When they weren't swimming, they could walk along the boardwalk for snacks (hot dogs with chili were invented there), and eventually other attractions: side-show acts, carnival rides, burlesque shows, bodybuilders.
Coney Island had its own muscle beach.
Two amusement parks developed, Luna Park and Dreamland, with rides, games, and carnival acts.
It was the place to go for working-class New Yorkers. They have included fond memories of Coney Island into dozens of movies (Brighton Beach Memoirs, The Wanderers) and tv programs (Seinfeld, The Golden Girls), in songs and poems and novels.

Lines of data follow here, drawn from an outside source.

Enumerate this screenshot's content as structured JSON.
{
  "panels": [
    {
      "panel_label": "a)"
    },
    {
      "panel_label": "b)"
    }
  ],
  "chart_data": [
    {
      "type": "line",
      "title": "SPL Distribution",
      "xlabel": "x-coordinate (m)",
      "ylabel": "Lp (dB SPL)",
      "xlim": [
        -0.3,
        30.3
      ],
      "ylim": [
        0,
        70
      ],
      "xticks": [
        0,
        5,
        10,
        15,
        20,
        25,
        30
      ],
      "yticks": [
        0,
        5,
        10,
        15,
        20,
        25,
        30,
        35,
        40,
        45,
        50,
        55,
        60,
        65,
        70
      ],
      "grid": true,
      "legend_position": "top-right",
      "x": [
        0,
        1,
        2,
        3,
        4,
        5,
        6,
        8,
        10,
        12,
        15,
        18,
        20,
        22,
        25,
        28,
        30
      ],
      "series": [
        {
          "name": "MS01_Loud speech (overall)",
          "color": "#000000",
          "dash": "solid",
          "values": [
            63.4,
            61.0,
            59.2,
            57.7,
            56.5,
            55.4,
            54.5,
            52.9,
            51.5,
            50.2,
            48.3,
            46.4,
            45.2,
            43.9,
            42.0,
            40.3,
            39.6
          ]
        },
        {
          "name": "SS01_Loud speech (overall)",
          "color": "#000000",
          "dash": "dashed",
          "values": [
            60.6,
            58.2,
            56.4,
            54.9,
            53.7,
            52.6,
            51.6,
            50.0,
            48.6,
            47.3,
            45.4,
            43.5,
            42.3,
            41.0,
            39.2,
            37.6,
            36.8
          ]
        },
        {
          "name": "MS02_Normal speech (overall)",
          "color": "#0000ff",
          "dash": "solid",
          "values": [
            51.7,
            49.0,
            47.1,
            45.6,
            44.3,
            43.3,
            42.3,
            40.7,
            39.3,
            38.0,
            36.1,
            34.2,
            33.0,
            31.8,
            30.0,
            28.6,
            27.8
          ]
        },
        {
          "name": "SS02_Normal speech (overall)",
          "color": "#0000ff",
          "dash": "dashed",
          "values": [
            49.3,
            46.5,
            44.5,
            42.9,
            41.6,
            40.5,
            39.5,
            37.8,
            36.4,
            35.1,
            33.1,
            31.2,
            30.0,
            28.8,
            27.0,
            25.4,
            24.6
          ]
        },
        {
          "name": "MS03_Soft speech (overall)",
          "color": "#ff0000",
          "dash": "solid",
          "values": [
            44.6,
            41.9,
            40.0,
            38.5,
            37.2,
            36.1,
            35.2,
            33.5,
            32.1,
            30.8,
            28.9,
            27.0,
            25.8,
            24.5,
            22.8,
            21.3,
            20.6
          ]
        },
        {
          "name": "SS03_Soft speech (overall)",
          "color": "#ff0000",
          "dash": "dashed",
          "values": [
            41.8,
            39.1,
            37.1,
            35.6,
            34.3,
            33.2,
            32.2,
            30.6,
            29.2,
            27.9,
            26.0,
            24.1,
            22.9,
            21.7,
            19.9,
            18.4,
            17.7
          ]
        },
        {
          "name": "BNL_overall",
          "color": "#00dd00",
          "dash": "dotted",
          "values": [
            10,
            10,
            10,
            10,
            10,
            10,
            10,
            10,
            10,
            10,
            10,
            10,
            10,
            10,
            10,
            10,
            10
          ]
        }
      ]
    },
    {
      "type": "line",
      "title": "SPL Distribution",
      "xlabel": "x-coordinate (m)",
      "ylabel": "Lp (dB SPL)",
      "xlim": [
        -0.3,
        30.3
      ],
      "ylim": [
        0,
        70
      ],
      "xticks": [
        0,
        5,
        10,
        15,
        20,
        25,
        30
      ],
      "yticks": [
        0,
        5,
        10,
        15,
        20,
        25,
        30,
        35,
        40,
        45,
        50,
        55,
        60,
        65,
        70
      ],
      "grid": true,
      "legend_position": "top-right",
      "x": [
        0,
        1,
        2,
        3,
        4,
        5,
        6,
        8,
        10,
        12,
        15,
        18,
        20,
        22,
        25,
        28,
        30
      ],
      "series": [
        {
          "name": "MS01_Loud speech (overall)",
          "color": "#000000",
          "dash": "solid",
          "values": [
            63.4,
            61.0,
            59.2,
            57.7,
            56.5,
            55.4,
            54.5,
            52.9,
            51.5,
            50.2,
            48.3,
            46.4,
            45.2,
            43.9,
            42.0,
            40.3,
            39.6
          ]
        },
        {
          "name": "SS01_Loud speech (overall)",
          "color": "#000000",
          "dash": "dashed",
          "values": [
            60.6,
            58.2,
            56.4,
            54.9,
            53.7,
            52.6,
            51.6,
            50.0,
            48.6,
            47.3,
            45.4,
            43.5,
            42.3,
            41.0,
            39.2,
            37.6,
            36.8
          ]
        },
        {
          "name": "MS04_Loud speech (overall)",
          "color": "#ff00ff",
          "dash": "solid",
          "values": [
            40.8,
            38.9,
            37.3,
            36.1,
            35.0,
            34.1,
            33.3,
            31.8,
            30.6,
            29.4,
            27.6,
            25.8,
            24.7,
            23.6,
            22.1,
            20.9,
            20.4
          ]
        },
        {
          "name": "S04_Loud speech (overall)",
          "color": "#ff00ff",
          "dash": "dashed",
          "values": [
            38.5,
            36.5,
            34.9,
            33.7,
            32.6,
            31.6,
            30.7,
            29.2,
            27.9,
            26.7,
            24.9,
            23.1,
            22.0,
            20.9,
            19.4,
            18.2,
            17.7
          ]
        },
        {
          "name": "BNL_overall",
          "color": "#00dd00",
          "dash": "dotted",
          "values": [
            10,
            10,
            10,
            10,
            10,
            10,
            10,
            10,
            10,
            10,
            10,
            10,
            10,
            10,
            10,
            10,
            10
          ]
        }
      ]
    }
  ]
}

And, of course, photographers roamed the crowds, capturing the joy and pain of the young men who came for momentary relief from the drudgery of everyday life.
These boys are doing some sort of feat of strength on Muscle Beach in 1905.
Why no swimsuit? Was this a spur-of-the-moment outing, or couldn't he afford one?
This guy seems to have lost his pants. Nice bulge.
This is Muscle Beach, 1967, aka two guys holding hands.
More after the break.
Morris Engel (1918-2005) grew up in Brooklyn, and had his first photographic exhibition in 1939. He photographed Coney Island boys and men throughout his life. His independent film Little Fugitive (1953) is about a boy who runs away from home to Coney Island..
Reginald Marsh (1898-1954) preferred to photograph and draw the ladies of Coney Island, but occasionally he presented some beefcake.